Example 8: Formulation of polydeuterated analogs into high drug loading liquid oral pharmaceutical compositions and properties thereof

[184] Preparation of granules - Suitable granules of compound 2 (as a representative example of the compounds of the invention) can be prepared as follows: Micronized compound 2 in the form of a powder is placed into a rotor granulator (GXR- 35 Rotor Granulator, Freund-Vector Corporation) and a binder solution of hydroxypropylcellulose (HPC-Klucel LF) sprayed onto the ambroxol HC1 powder to form a granular core. Additional compound 2 powder is then co-sprayed with the binder solution to grow the spheres. As layers of compound 2 are added, the particles became more spherical. Resulting spheres may contain 97% by weight of compound 2 and 3% by weight of HPC. A particle size (x ₅₀ ) of about 350 microns and a density of about 0.7 g/ml maybe achieved.

[185] Application of a water-soluble seal coating to the granules - The compound 2 granules may be seal coated to generate a smooth and uniform substrate using a bottom-spray fluidized bed coater equipped with a Wurster column. Batch size may be approximately 750 grams. A suitable seal coating contains 9.1% by weight of hypromellose (HPMC); 0.9% by weight of triethyl citrate (TEC); and 90% by weight of water. The granules can be seal coated to a 2% weight gain.

[186] Application of enteric coating to the granules - Seal coated compound 2 granules may be enteric coated using a bottom-spray fluidized bed coater equipped with a Wurster column. Batch size may be approximately 750 grams. A suitable enteric coating contains 58.0 % by weight of Eudragit L30D55; 0.9% by weight of triethyl citrate (TEC); 8.7% by weight of Plasacryl T20; and 32.5% by weight of water. The seal coated granules can be enteric coated to a 35% weight gain.

[187] Dissolution Properties - The enteric coated granules can be tested for enteric dissolution properties. The dissolution parameters of equivalent granules comprising ambroxol hydrochloride are set forth in Table 3.

TABLE 3: Dissolution Parameters

Example 9: Studies on the effects of deuterated ambroxol on human iPSC-derived neurons

[188] The effects of deuterated ambroxol on human iPSC-derived neurons were investigated and the results are provided in Figure 6. Human iPSC-derived neurons were grown in culture for 14 days. Lysosomes were stained with ‘Lysotracker” and cells were fixed and imaged using confocal microscopy.
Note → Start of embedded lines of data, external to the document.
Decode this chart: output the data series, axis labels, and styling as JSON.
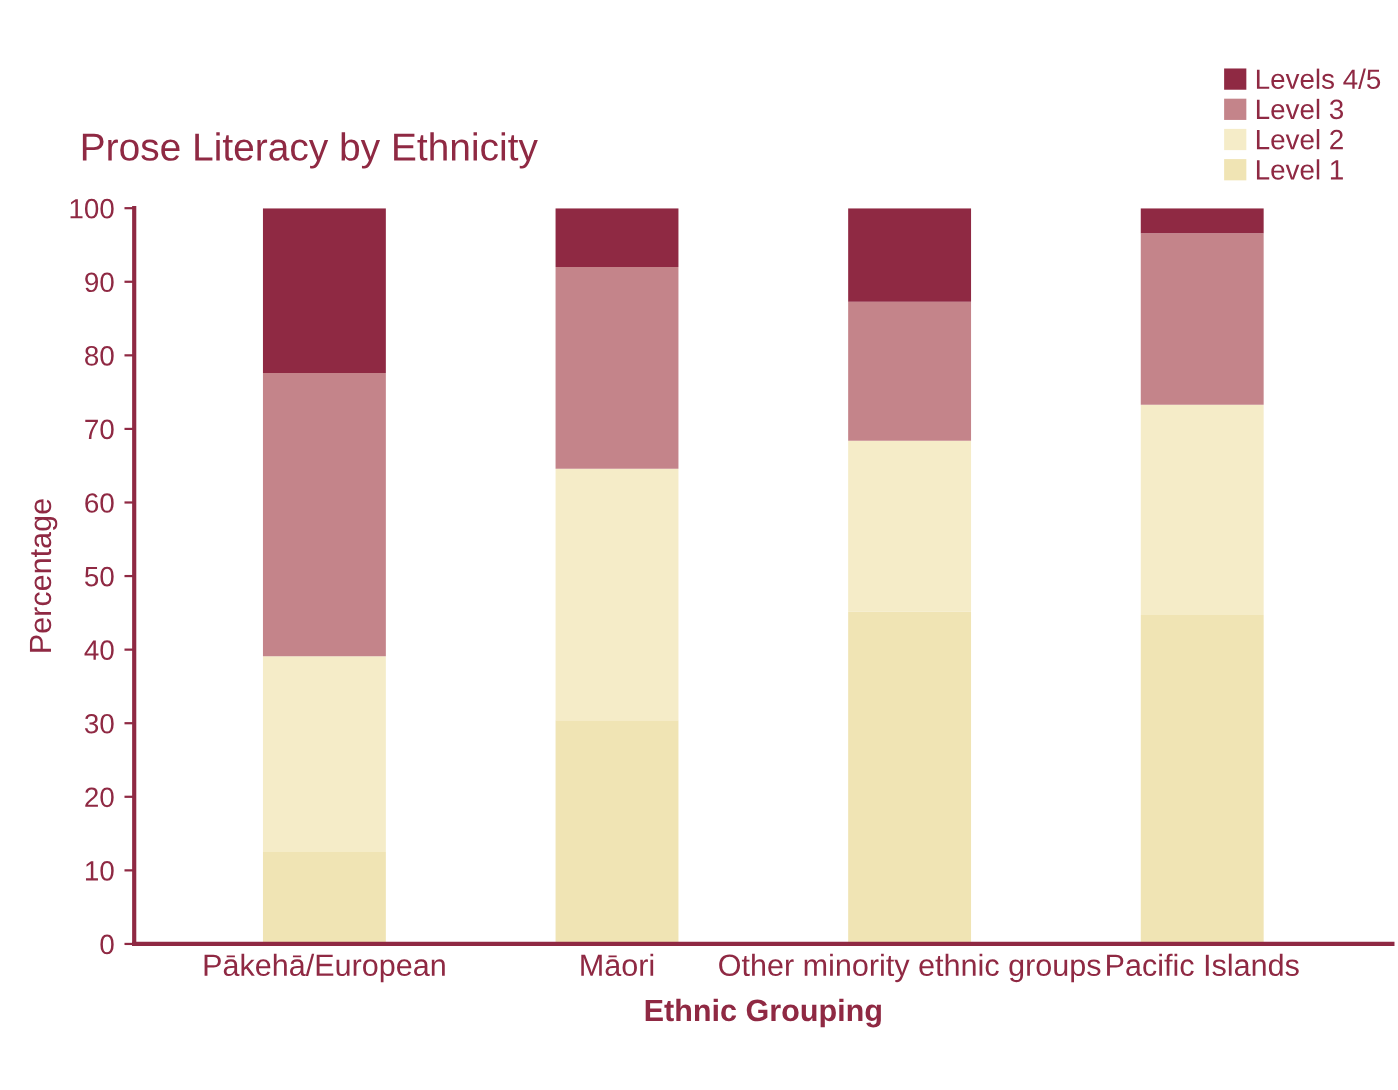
{
  "chart_data": {
    "type": "bar",
    "stacked": true,
    "title": "Prose Literacy by Ethnicity",
    "xlabel": "Ethnic Grouping",
    "ylabel": "Percentage",
    "categories": [
      "Pākehā/European",
      "Māori",
      "Other minority ethnic groups",
      "Pacific Islands"
    ],
    "series": [
      {
        "name": "Level 1",
        "color": "#f0e4b4",
        "values": [
          12.5,
          30.4,
          45.2,
          44.7
        ]
      },
      {
        "name": "Level 2",
        "color": "#f5ecc8",
        "values": [
          26.6,
          34.2,
          23.2,
          28.6
        ]
      },
      {
        "name": "Level 3",
        "color": "#c4848a",
        "values": [
          38.5,
          27.4,
          18.9,
          23.3
        ]
      },
      {
        "name": "Levels 4/5",
        "color": "#8f2943",
        "values": [
          22.4,
          8.0,
          12.7,
          3.4
        ]
      }
    ],
    "ylim": [
      0,
      100
    ],
    "yticks": [
      0,
      10,
      20,
      30,
      40,
      50,
      60,
      70,
      80,
      90,
      100
    ],
    "grid": false,
    "legend": "top right"
  }
}
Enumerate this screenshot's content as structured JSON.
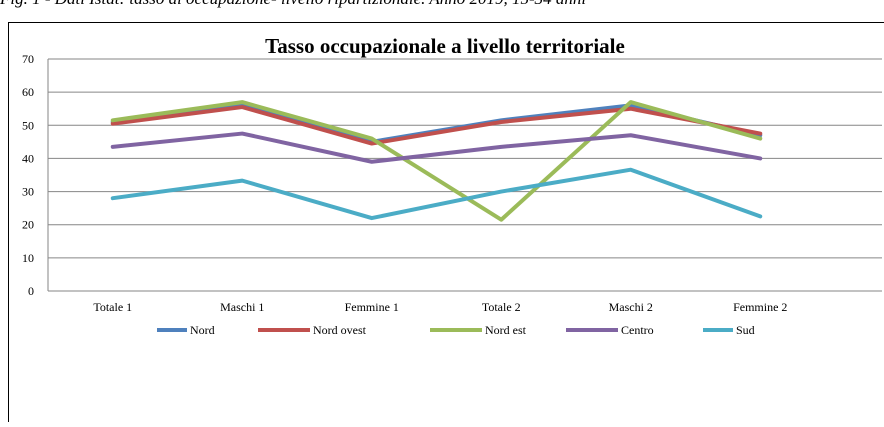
{
  "caption": "Fig. 1 - Dati Istat: tasso di occupazione- livello ripartizionale. Anno 2019, 15-34 anni",
  "chart_data": {
    "type": "line",
    "title": "Tasso occupazionale a livello territoriale",
    "categories": [
      "Totale 1",
      "Maschi 1",
      "Femmine 1",
      "Totale 2",
      "Maschi 2",
      "Femmine 2"
    ],
    "series": [
      {
        "name": "Nord",
        "color": "#4f81bd",
        "values": [
          51,
          56,
          45,
          51.5,
          56,
          47
        ]
      },
      {
        "name": "Nord ovest",
        "color": "#c0504d",
        "values": [
          50.5,
          55.5,
          44.5,
          51,
          55,
          47.5
        ]
      },
      {
        "name": "Nord est",
        "color": "#9bbb59",
        "values": [
          51.5,
          57,
          46,
          21.5,
          57,
          46
        ]
      },
      {
        "name": "Centro",
        "color": "#8064a2",
        "values": [
          43.5,
          47.5,
          39,
          43.5,
          47,
          40
        ]
      },
      {
        "name": "Sud",
        "color": "#4bacc6",
        "values": [
          28,
          33.3,
          22,
          30,
          36.6,
          22.5
        ]
      }
    ],
    "ylim": [
      0,
      70
    ],
    "yticks": [
      0,
      10,
      20,
      30,
      40,
      50,
      60,
      70
    ],
    "grid": true,
    "legend": "bottom"
  }
}
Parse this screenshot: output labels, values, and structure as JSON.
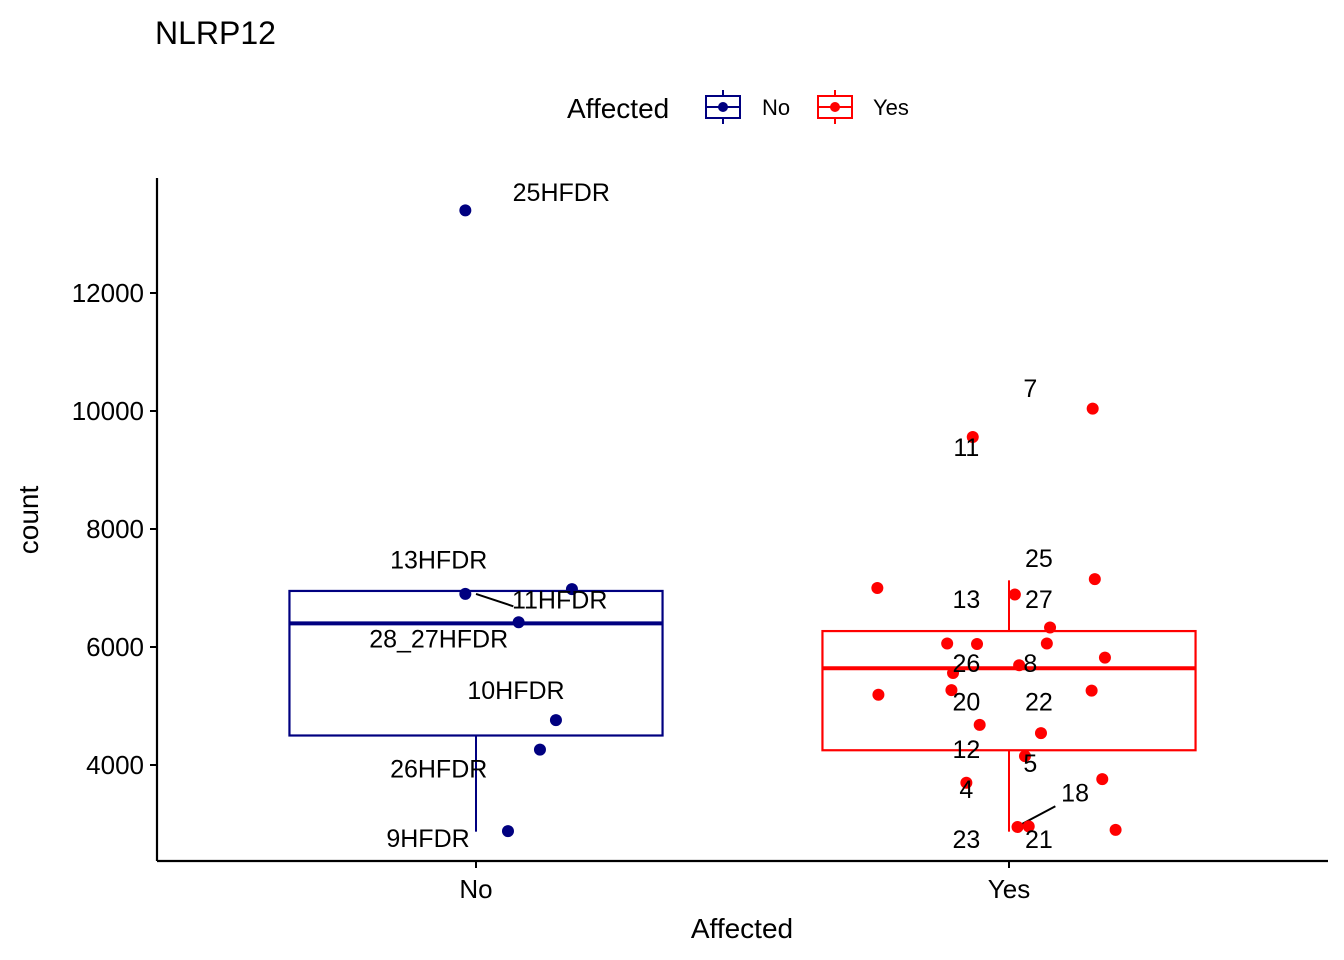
{
  "chart_data": {
    "type": "boxplot",
    "title": "NLRP12",
    "xlabel": "Affected",
    "ylabel": "count",
    "ylim": [
      2400,
      13900
    ],
    "yticks": [
      4000,
      6000,
      8000,
      10000,
      12000
    ],
    "categories": [
      "No",
      "Yes"
    ],
    "legend": {
      "title": "Affected",
      "entries": [
        "No",
        "Yes"
      ],
      "position": "top"
    },
    "colors": {
      "No": "#000080",
      "Yes": "#ff0000"
    },
    "boxes": [
      {
        "group": "No",
        "q1": 4500,
        "median": 6400,
        "q3": 6950,
        "whisker_low": 2870,
        "whisker_high": 6950
      },
      {
        "group": "Yes",
        "q1": 4250,
        "median": 5640,
        "q3": 6270,
        "whisker_low": 2870,
        "whisker_high": 7130
      }
    ],
    "points": [
      {
        "group": "No",
        "x": -0.02,
        "y": 13400
      },
      {
        "group": "No",
        "x": -0.02,
        "y": 6900
      },
      {
        "group": "No",
        "x": 0.18,
        "y": 6980
      },
      {
        "group": "No",
        "x": 0.08,
        "y": 6420
      },
      {
        "group": "No",
        "x": 0.15,
        "y": 4760
      },
      {
        "group": "No",
        "x": 0.12,
        "y": 4260
      },
      {
        "group": "No",
        "x": 0.06,
        "y": 2880
      },
      {
        "group": "Yes",
        "x": 1.157,
        "y": 10040
      },
      {
        "group": "Yes",
        "x": 0.932,
        "y": 9560
      },
      {
        "group": "Yes",
        "x": 0.945,
        "y": 4680
      },
      {
        "group": "Yes",
        "x": 1.161,
        "y": 7150
      },
      {
        "group": "Yes",
        "x": 0.753,
        "y": 7000
      },
      {
        "group": "Yes",
        "x": 1.011,
        "y": 6890
      },
      {
        "group": "Yes",
        "x": 1.077,
        "y": 6330
      },
      {
        "group": "Yes",
        "x": 0.884,
        "y": 6060
      },
      {
        "group": "Yes",
        "x": 0.94,
        "y": 6050
      },
      {
        "group": "Yes",
        "x": 1.071,
        "y": 6060
      },
      {
        "group": "Yes",
        "x": 1.18,
        "y": 5820
      },
      {
        "group": "Yes",
        "x": 1.019,
        "y": 5690
      },
      {
        "group": "Yes",
        "x": 0.895,
        "y": 5560
      },
      {
        "group": "Yes",
        "x": 0.892,
        "y": 5270
      },
      {
        "group": "Yes",
        "x": 1.155,
        "y": 5260
      },
      {
        "group": "Yes",
        "x": 0.755,
        "y": 5190
      },
      {
        "group": "Yes",
        "x": 1.06,
        "y": 4540
      },
      {
        "group": "Yes",
        "x": 1.03,
        "y": 4150
      },
      {
        "group": "Yes",
        "x": 1.175,
        "y": 3760
      },
      {
        "group": "Yes",
        "x": 0.92,
        "y": 3700
      },
      {
        "group": "Yes",
        "x": 1.2,
        "y": 2900
      },
      {
        "group": "Yes",
        "x": 1.016,
        "y": 2950
      },
      {
        "group": "Yes",
        "x": 1.037,
        "y": 2960
      }
    ],
    "labels": [
      {
        "text": "25HFDR",
        "x": 0.16,
        "y": 13560
      },
      {
        "text": "13HFDR",
        "x": -0.07,
        "y": 7330
      },
      {
        "text": "11HFDR",
        "x": 0.157,
        "y": 6650
      },
      {
        "text": "28_27HFDR",
        "x": -0.07,
        "y": 5990
      },
      {
        "text": "10HFDR",
        "x": 0.075,
        "y": 5120
      },
      {
        "text": "26HFDR",
        "x": -0.07,
        "y": 3790
      },
      {
        "text": "9HFDR",
        "x": -0.09,
        "y": 2610
      },
      {
        "text": "7",
        "x": 1.04,
        "y": 10240
      },
      {
        "text": "11",
        "x": 0.92,
        "y": 9240
      },
      {
        "text": "25",
        "x": 1.056,
        "y": 7360
      },
      {
        "text": "13",
        "x": 0.92,
        "y": 6660
      },
      {
        "text": "27",
        "x": 1.056,
        "y": 6660
      },
      {
        "text": "26",
        "x": 0.92,
        "y": 5580
      },
      {
        "text": "8",
        "x": 1.04,
        "y": 5580
      },
      {
        "text": "20",
        "x": 0.92,
        "y": 4920
      },
      {
        "text": "22",
        "x": 1.056,
        "y": 4920
      },
      {
        "text": "12",
        "x": 0.92,
        "y": 4120
      },
      {
        "text": "5",
        "x": 1.04,
        "y": 3880
      },
      {
        "text": "4",
        "x": 0.92,
        "y": 3440
      },
      {
        "text": "18",
        "x": 1.124,
        "y": 3380
      },
      {
        "text": "23",
        "x": 0.92,
        "y": 2590
      },
      {
        "text": "21",
        "x": 1.056,
        "y": 2590
      }
    ],
    "connectors": [
      {
        "x1": 0.0,
        "y1": 6900,
        "x2": 0.07,
        "y2": 6690
      },
      {
        "x1": 1.016,
        "y1": 2960,
        "x2": 1.087,
        "y2": 3300
      }
    ]
  }
}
Lysosomal size was measured using IMARIS software (Bitplane).

Example 10: Studies on the effects of deuterated ambroxol on lysosomal, autophagosomal and TFEB gene expression

[189] The effects of deuterated ambroxol on lysosomal, autophagosomal and TFEB gene expression were investigated and the results are provided in Figure 7. Mouse Neuroblastoma (N2A) cells were treated for 3 days with solvent alone (DMSO), ambroxol or deuterated ambroxol Compound Di or D2 at 10 microMolar. Cells were extracted and mRNAs were quantitated by qPCR.
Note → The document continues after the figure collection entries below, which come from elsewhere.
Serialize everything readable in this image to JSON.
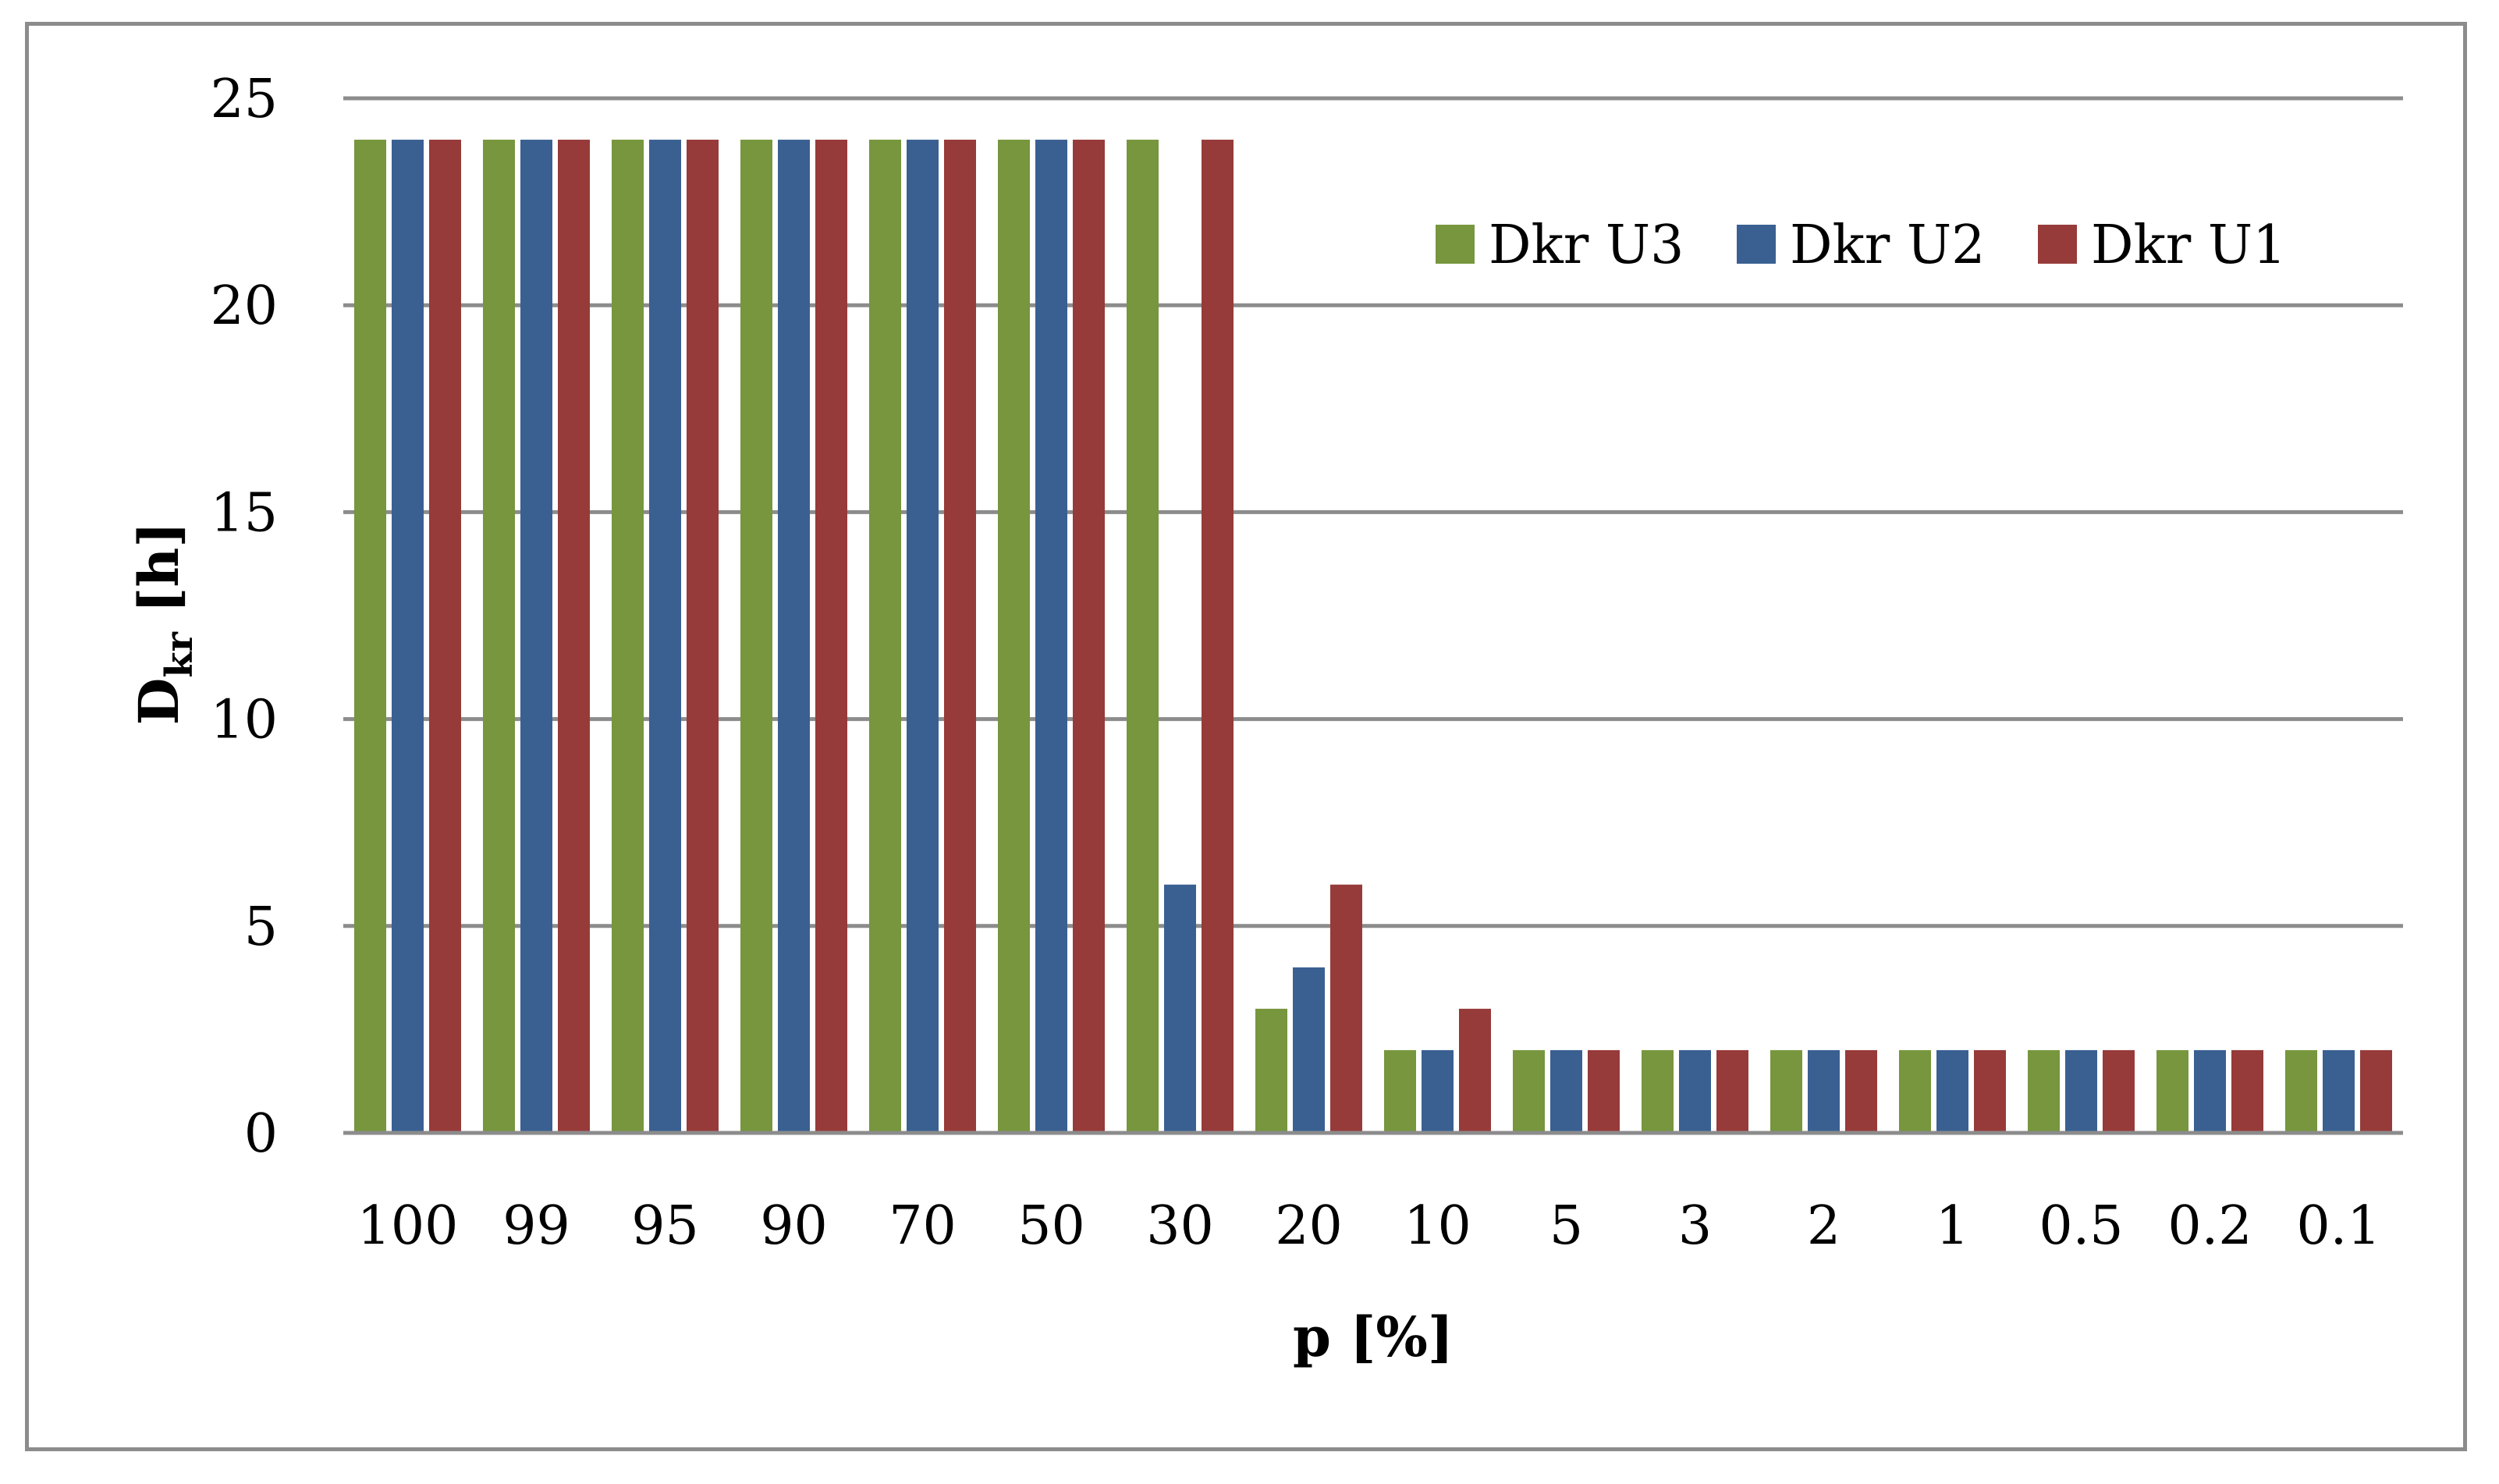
{
  "chart_data": {
    "type": "bar",
    "categories": [
      "100",
      "99",
      "95",
      "90",
      "70",
      "50",
      "30",
      "20",
      "10",
      "5",
      "3",
      "2",
      "1",
      "0.5",
      "0.2",
      "0.1"
    ],
    "series": [
      {
        "name": "Dkr U3",
        "color": "#77963d",
        "values": [
          24,
          24,
          24,
          24,
          24,
          24,
          24,
          3,
          2,
          2,
          2,
          2,
          2,
          2,
          2,
          2
        ]
      },
      {
        "name": "Dkr U2",
        "color": "#3a6092",
        "values": [
          24,
          24,
          24,
          24,
          24,
          24,
          6,
          4,
          2,
          2,
          2,
          2,
          2,
          2,
          2,
          2
        ]
      },
      {
        "name": "Dkr U1",
        "color": "#963b39",
        "values": [
          24,
          24,
          24,
          24,
          24,
          24,
          24,
          6,
          3,
          2,
          2,
          2,
          2,
          2,
          2,
          2
        ]
      }
    ],
    "xlabel": "p [%]",
    "ylabel": {
      "main": "D",
      "sub": "kr",
      "unit": " [h]"
    },
    "ylim": [
      0,
      25
    ],
    "yticks": [
      0,
      5,
      10,
      15,
      20,
      25
    ],
    "grid": true,
    "legend_position": "top-right"
  }
}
[190] The data obtained in Examples 9 and 10 show or indicate that:

• The cells all grow in the presence of the compounds

• All the compounds increase lysosomal size in human neurons, and in human neurons bearing an Alzheimer’s disease-causing mutation

• It may be inferred from this that lysosomal genes in general, and not just beta- glucocerebrosidase (UniProt Entry P04062) (“GBA”) function is improved

• All the compounds increase the amount of lysosomal and autophagosomal gene expression, and TFEB expression

• Some of these increases are substantial improvements over the original ambroxol compound.

[170] The disclosures of each and every patent, patent application, and publication cited herein are hereby incorporated herein by reference in their entirety.

[171] While the invention has been disclosed with reference to specific embodiments, it is apparent that other embodiments and variations of this invention may be devised by those skilled in the art without departing from the true spirit and scope of the invention. The appended claims are intended to be construed to include all such embodiments and equivalent variations.